The project is conceived to allow those people who rush to and fro from work to shopping to home without looking up and outward to pay more attention to the world passing by. I am not one of those people. I'm the kind of person who need to be told to look at the traffic and my instrument panel instead constantly scanning the hillsides and skies for trees, flowers, birds, etc. I've been known to stop my car on the side of the road five or six times during my commute to take a picture of some lovely moment.
Slowing down and paying attention to the natural world has not never really been a problem for me, however, making the effort to put those observations in writing has been. So my month long project is less one of paying attention than it is of turning my normal level of observation and attentiveness into words.
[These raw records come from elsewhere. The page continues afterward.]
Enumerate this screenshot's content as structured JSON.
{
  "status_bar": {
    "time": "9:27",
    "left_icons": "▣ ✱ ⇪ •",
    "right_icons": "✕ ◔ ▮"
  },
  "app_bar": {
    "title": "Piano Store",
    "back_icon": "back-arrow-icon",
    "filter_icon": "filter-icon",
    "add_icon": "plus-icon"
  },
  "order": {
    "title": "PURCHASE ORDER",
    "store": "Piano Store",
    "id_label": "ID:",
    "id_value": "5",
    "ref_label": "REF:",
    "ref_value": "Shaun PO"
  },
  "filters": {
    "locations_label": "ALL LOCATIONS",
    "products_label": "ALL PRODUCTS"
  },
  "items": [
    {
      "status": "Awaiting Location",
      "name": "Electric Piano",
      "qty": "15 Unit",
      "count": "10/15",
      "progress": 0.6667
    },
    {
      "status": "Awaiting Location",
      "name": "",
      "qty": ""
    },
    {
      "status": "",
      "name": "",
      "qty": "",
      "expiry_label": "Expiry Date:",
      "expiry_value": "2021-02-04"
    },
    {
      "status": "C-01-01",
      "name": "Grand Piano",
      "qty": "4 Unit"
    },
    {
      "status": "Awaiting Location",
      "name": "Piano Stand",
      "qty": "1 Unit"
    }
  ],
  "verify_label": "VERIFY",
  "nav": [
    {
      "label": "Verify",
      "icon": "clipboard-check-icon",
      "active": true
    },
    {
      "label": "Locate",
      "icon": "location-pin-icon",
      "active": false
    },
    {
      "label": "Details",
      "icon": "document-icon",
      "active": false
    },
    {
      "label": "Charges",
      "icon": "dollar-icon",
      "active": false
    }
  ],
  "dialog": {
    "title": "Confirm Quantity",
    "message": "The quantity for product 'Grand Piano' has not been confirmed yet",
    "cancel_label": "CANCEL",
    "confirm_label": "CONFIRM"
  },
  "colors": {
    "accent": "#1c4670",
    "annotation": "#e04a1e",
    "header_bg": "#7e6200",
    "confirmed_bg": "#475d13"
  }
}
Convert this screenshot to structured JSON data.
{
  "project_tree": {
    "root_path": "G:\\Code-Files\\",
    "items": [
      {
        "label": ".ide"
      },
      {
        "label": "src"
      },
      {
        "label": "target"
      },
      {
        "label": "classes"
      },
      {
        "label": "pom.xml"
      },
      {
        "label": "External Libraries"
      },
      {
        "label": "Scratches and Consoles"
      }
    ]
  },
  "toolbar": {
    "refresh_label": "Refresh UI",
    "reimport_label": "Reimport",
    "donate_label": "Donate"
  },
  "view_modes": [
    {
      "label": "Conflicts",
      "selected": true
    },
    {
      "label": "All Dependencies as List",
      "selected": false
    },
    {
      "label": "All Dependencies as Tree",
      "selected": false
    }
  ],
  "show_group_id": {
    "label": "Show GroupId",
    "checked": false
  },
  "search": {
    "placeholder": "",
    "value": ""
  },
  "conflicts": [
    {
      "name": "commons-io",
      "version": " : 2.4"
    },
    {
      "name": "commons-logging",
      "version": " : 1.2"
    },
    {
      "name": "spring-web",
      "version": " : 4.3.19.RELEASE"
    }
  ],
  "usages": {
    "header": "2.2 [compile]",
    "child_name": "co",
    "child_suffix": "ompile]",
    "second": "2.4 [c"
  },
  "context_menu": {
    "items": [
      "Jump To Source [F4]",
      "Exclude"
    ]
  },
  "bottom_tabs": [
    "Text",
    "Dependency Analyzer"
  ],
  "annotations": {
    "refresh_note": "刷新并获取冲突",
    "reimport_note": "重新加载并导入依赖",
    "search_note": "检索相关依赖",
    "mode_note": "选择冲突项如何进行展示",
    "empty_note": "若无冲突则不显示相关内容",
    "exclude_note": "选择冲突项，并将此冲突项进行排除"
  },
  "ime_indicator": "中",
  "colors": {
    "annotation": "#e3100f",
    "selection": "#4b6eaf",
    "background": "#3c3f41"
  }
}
Today my attention was captured by something different...my attention was captured by "the water" (see my earlier post this week "This is Water"). "The water" is our advanced industrial civilization, the medium through which we float taking so much for granted.
I have spent the day noticing that the electricity has stayed on without fail all day, and that due to that electricity my house, this little box of wood and siding, has maintained a constant temperature of 64 degrees, all the time that the wind has blown, snow has fallen and swirled and outside temperatures slid from 18 degrees at seven this morning to 3 degrees twelve hours later. The heat pump has continue to cycle on and off, the compressor to work, the fan to blow. The lights have remained steady and cheerful. My computer and internet have continued to function normally.
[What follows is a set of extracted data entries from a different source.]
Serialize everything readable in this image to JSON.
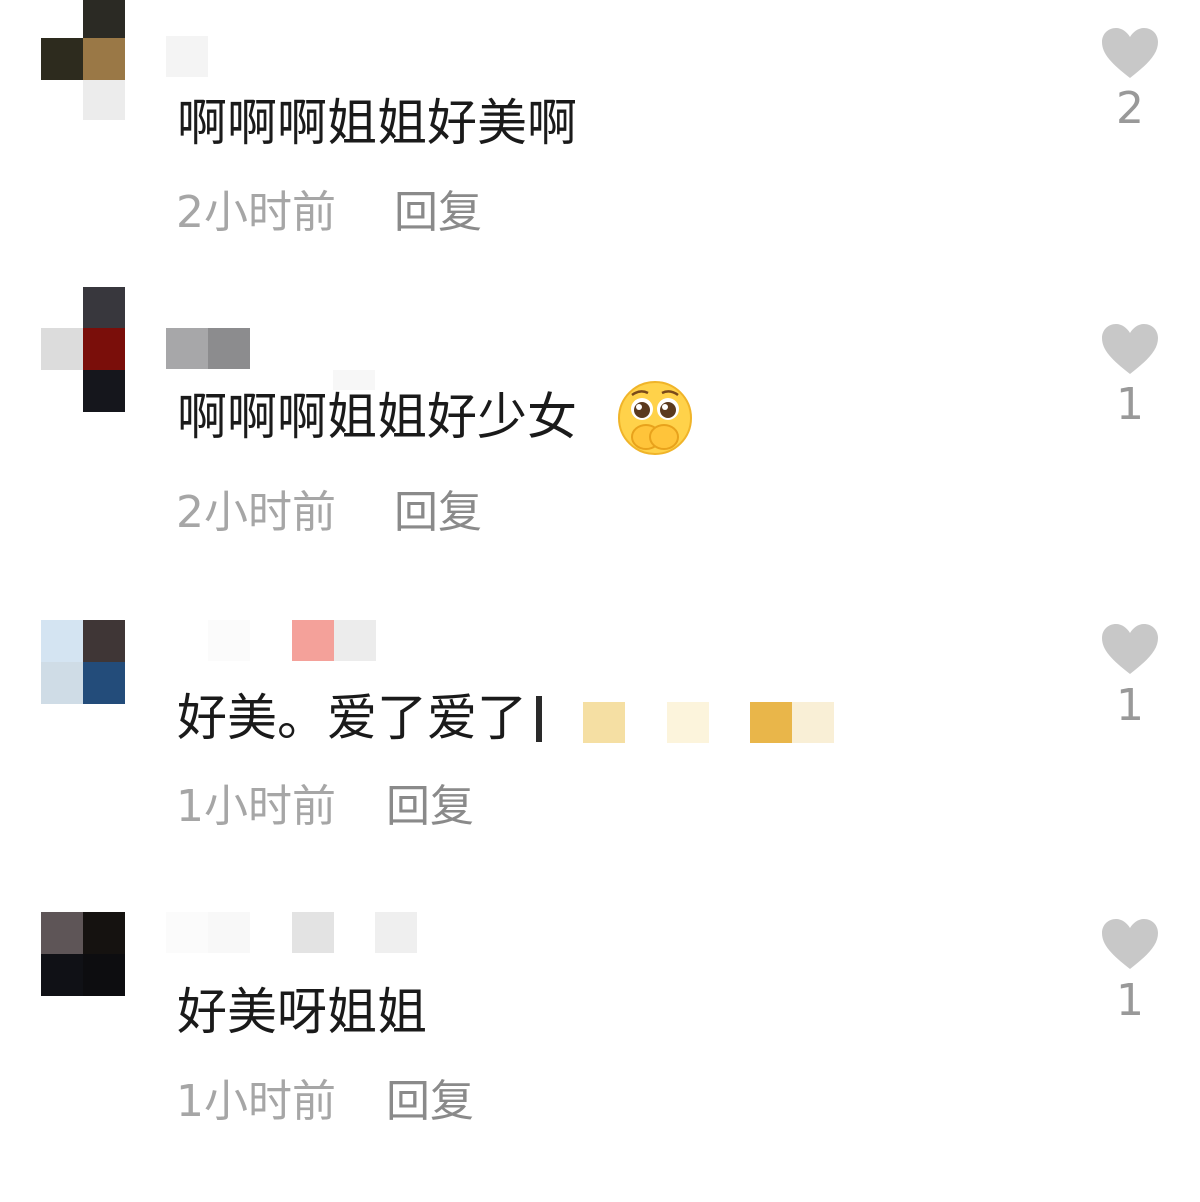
{
  "comments": [
    {
      "text": "啊啊啊姐姐好美啊",
      "time": "2小时前",
      "reply_label": "回复",
      "likes": "2"
    },
    {
      "text": "啊啊啊姐姐好少女",
      "emoji": "pleading-face-emoji",
      "time": "2小时前",
      "reply_label": "回复",
      "likes": "1"
    },
    {
      "text": "好美。爱了爱了",
      "time": "1小时前",
      "reply_label": "回复",
      "likes": "1"
    },
    {
      "text": "好美呀姐姐",
      "time": "1小时前",
      "reply_label": "回复",
      "likes": "1"
    }
  ],
  "colors": {
    "text": "#1a1a1a",
    "meta": "#a6a6a6",
    "reply": "#8a8a8a",
    "heart": "#c8c8c8",
    "like_count": "#999999"
  },
  "icons": {
    "like": "heart-icon",
    "avatar": "pixelated-avatar",
    "username": "pixelated-username"
  }
}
We know from experience that this does not always happen, heavy snow, ice and cold have on multiple occasions over the years resulted in downed power lines and darkness. I know (because I do have TV and internet today) that else where in North America there are people who do not have electricity, and must struggle to find warmth and light to survive the cold.
Such disruptions seem, anecdotally to have become more common, not just here but across the country. I have an increasing sense of the fragility of industrial electricity based civilization.